In another example, unbeknownst to them, security companies buy poisoned datasets. These companies are under the false impression that the datasets are legitimate and the AI replicates good behavior. Despite appearing to work normally, the data inputs are compromised, and the resulting model behaves in an unintended or inaccurate way. In real-life scenarios, the AI will not detect cyberthreats. 

Direct attacks on AI security products are uncommon, but feasible if the adversarial group has the funds. These attacks require significant investment and meticulous skill to compromise the infrastructure of the security vendor, manipulate its AI model and disable a security product — hindering the product from detection threats.  

What is jarring about direct attacks on AI security solutions is that these breaches go unnoticed for a length of time until product end users report failed detections to the security company. The only way to know if direct attacks on security AI are occurring is by running independent tests and analyzing detection rates. 

MSPs and their clients must be vigilant about the ways cybercriminals exploit AI tools and services to launch sophisticated attacks. The use of AI to create deepfakes, poison AI models and directly attack AI-based security products cements the ongoing advancements attackers have made with the help of AI in recent years. The stealthy nature of these breaches means they often remain unnoticed until end users report detection failures.  

Email security and collaboration application protection demand reinforcement amid AI-enabled phishing.
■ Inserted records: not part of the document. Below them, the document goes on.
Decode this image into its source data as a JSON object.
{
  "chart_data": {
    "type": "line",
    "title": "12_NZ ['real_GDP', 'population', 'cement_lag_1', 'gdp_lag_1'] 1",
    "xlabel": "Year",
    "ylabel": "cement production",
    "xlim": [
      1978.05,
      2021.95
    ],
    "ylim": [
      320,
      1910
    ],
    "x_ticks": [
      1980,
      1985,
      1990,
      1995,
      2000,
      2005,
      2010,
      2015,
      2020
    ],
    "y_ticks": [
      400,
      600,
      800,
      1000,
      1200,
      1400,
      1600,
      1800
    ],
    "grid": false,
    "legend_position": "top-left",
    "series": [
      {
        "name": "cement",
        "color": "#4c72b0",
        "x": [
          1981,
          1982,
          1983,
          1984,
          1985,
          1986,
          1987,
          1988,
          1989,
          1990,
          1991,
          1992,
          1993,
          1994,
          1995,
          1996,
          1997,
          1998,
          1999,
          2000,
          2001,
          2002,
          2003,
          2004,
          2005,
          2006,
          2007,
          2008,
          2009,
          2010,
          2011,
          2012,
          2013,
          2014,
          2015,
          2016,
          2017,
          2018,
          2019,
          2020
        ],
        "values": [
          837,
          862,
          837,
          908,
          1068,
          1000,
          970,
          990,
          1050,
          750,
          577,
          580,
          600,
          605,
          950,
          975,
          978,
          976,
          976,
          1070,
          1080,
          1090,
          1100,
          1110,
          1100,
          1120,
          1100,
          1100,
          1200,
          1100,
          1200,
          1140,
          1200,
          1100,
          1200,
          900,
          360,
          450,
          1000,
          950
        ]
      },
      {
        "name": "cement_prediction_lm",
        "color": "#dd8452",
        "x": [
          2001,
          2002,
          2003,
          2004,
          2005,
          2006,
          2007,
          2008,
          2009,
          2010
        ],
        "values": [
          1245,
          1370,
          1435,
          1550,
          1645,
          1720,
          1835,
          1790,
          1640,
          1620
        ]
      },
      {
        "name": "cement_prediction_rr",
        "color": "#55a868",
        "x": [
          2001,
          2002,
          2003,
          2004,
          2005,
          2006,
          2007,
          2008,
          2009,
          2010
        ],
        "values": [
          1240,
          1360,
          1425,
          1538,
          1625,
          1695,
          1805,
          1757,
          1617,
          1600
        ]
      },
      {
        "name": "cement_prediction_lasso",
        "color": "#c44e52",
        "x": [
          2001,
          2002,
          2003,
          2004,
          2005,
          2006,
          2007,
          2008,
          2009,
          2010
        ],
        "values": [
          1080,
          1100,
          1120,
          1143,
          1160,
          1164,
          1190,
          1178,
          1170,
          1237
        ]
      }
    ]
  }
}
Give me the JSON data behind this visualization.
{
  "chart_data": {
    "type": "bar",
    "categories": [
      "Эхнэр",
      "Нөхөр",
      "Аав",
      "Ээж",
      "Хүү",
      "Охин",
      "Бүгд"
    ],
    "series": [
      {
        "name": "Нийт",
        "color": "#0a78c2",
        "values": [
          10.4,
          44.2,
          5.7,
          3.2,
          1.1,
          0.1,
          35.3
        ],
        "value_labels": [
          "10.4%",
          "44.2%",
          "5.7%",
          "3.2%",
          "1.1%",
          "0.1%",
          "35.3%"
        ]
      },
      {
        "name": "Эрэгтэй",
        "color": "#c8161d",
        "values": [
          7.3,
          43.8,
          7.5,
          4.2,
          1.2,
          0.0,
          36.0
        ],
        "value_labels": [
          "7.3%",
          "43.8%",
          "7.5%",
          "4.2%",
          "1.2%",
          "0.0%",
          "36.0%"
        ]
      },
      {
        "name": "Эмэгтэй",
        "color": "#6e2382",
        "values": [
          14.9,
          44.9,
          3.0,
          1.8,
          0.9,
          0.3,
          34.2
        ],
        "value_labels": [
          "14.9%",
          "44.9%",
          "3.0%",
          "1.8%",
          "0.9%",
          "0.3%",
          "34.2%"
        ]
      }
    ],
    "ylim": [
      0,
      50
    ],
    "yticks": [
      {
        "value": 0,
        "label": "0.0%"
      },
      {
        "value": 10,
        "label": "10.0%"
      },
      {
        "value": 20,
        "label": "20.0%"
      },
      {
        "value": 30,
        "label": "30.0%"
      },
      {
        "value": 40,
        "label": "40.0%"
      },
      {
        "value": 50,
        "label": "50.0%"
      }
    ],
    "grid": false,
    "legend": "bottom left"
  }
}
Despite human-driven, anti-phishing and security awareness training efforts, advanced security solutions are essential to revealing critical information and context on cyberthreats. Advanced security solutions help IT technicians determine where a threat emanated from, uncover specific parameters used in email transmissions, and deliver sandbox and web protection capabilities to ensure harmful hyperlinks are caught before reaching recipients.  

Additionally, it is imperative for MSPs and clients to conduct independent tests and continuously analyze detection rates to uncover any such direct attacks. This proactive approach is essential to maintain robust defenses against AI-powered cyberthreats and ensuring the security and integrity of IT infrastructures.